FYI.

This story is over 5 years old.

Piraterie

Les pirates somaliens sont des justiciables comme les autres

La Cour Européenne des droits de l’homme s’est prononcée sur des arrestations de pirates somaliens par la France suite à deux détournement de bateaux dans le golfe d’Aden en 2008.
Photo via Flickr / Ministerie van Buitenlandse Zaken

Les autorités françaises devront payer entre 2000 et 5000 euros de dédommagement à des pirates somaliens après une décision de la Cour Européenne des droits de l'homme (CEDH) rendue jeudi. La cour était appelée se prononcer sur des arrestations de pirates somaliens par la France suite à deux détournements de bateaux dans le golfe d'Aden en 2008.

Le 4 avril 2008, des pirates ont pris d'assaut Le Ponant, un navire de croisière, au large des côtes yéménites. Son équipage a été kidnappé et n'a été libéré qu'une semaine plus tard en Somalie, contre une rançon de plus de 2 millions de dollars. En septembre de la même année, c'est le voilier le Carré d'As qui a été attaqué par un autre groupe de pirates.

Publicité

Dans ces deux affaires, dix pirates ont été arrêtés par l'armée française (dont un assaut spectaculaire sur Le Ponant) et emmenés en France pour y être jugés. Jusque là, rien d'illégal pour la France, qui agissait avec l'accord de l'ONU. La CEDH reconnaît d'ailleurs que les « circonstances [étaient] tout à fait exceptionnelles », c'est-à-dire que la France intervenait « à plus de 6 000 km de son territoire » et que les autorités somaliennes n'étaient pas en mesure de lutter contre la piraterie.

Mais la Cour a relevé deux violations du droit, le manque de protection des détenus pendant leur voyage en bateau jusqu'à Paris, et l'accès au juge qui est intervenu trop tard après leur arrestation. Le placement des pirates en garde à vue pour 48 heures une fois arrivés en France, sans qu'ils soient présentés à un avocat, et après plusieurs jours passés dans les mains de l'armée française, est condamné par la CEDH, qui avait été saisie en 2010.

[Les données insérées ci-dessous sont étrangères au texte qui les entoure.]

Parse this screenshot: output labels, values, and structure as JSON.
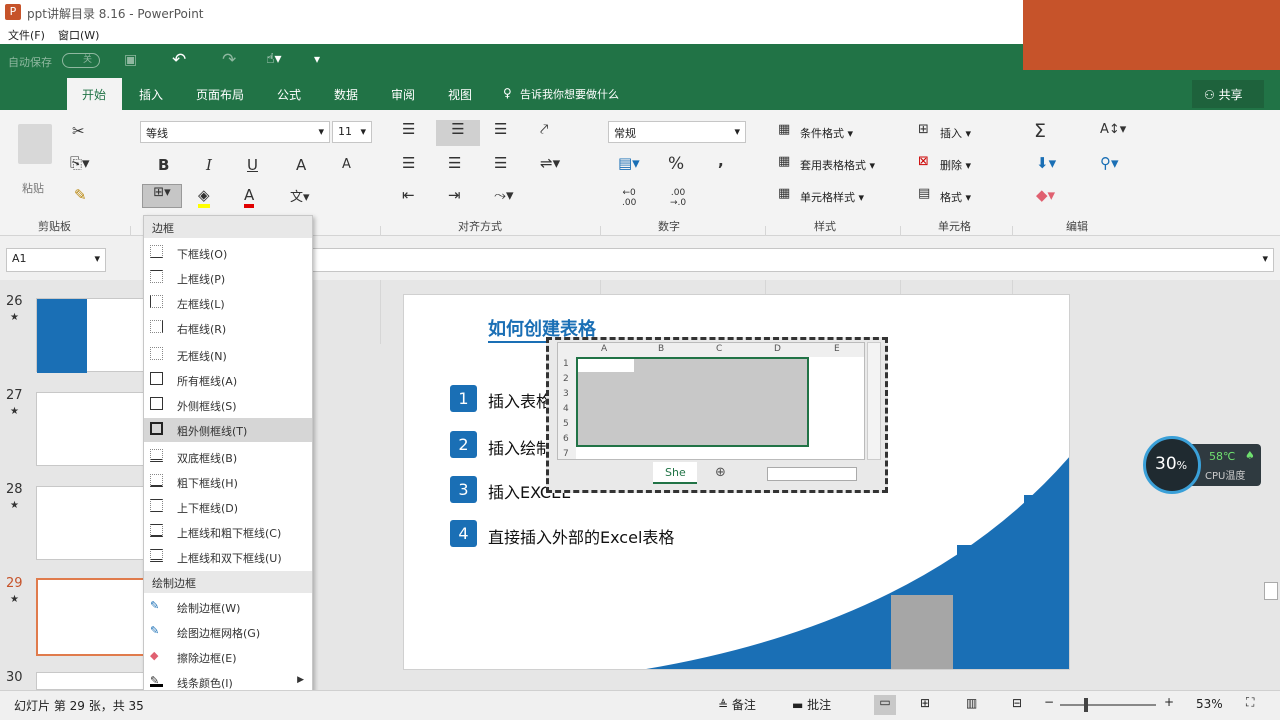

La France a été condamnée selon les articles 5§1 de la Convention européenne, qui objecte qu'on ne peut être privé de liberté que « selon les voies légales », et l'article 5 § 3, qui stipule que toute personne arrêtée « doit être aussitôt traduite devant un juge ».

Antonin Lévy est l'avocat de deux pirates somaliens du Carré d'As, Yacoub Mohammed Hassan et Cheik Nour Jama Mohamoud dans l'affaire dite « Hassan et autres contre France ». Il raconte à VICE News les conditions de détention de l'un de ses clients : « Quand je l'ai vu, après neuf jours de détention, tout ce dont il rêvait, c'était de dormir. Il avait passé six jours et vingt heures au fond d'un navire, confiné à l'isolement, sans savoir où il allait. Ce n'est qu'une fois placé en garde à vue, qu'on lui a expliqué qu'il se trouvait en France, et qu'il allait être jugé. Être présenté à un juge quasiment dix jours après son arrestation c'est colossal. »

Publicité

D'après l'avocat, la CEDH a reconnu à travers ces arrêts que les pirates avaient les mêmes droits que n'importe quels citoyens européens. « Tout le monde a le droit à la même protection, même si vous êtes un pirate somalien arrêté à l'autre bout du monde, même dans des circonstances exceptionnelles, » relève-t-il.

Ces atteintes aux libertés individuelles commises à l'encontre des pirates et reconnues par la CEDH sont ainsi accompagnées d'amendes de « satisfaction équitable » (de dommages et intérêts) relativement importantes, d'après Me Lévy, qui explique que « C'est une grosse somme […] Souvent avec la CEDH, c'est juste le bonheur intellectuel de savoir qu'on a gagné, accompagné d'une amende de un euro. L'un de mes clients est toujours en France, en situation de demande d'asile, il n'a pas le droit de travailler, » explique l'avocat, qui confirme que ses clients ont purgé leurs peines et ont été libérés. « Outre le plaisir de savoir qu'il avait raison, c'est un beau cadeau de Noël pour lui. »

Depuis 2005, la piraterie au large des côtes somaliennes et dans le golfe d'Aden est largement pratiquée, sous la forme d'attaques de navires internationaux, de pillages et d'enlèvements en mer. Le conflit en Somalie entre islamistes et pouvoir central, qui déstabilise la région depuis 2006, alimente cette activité criminelle. Cependant, des actions conjointes de plusieurs marines internationales dans la région ont fait baisser les attaques de plus de 40% depuis 2011.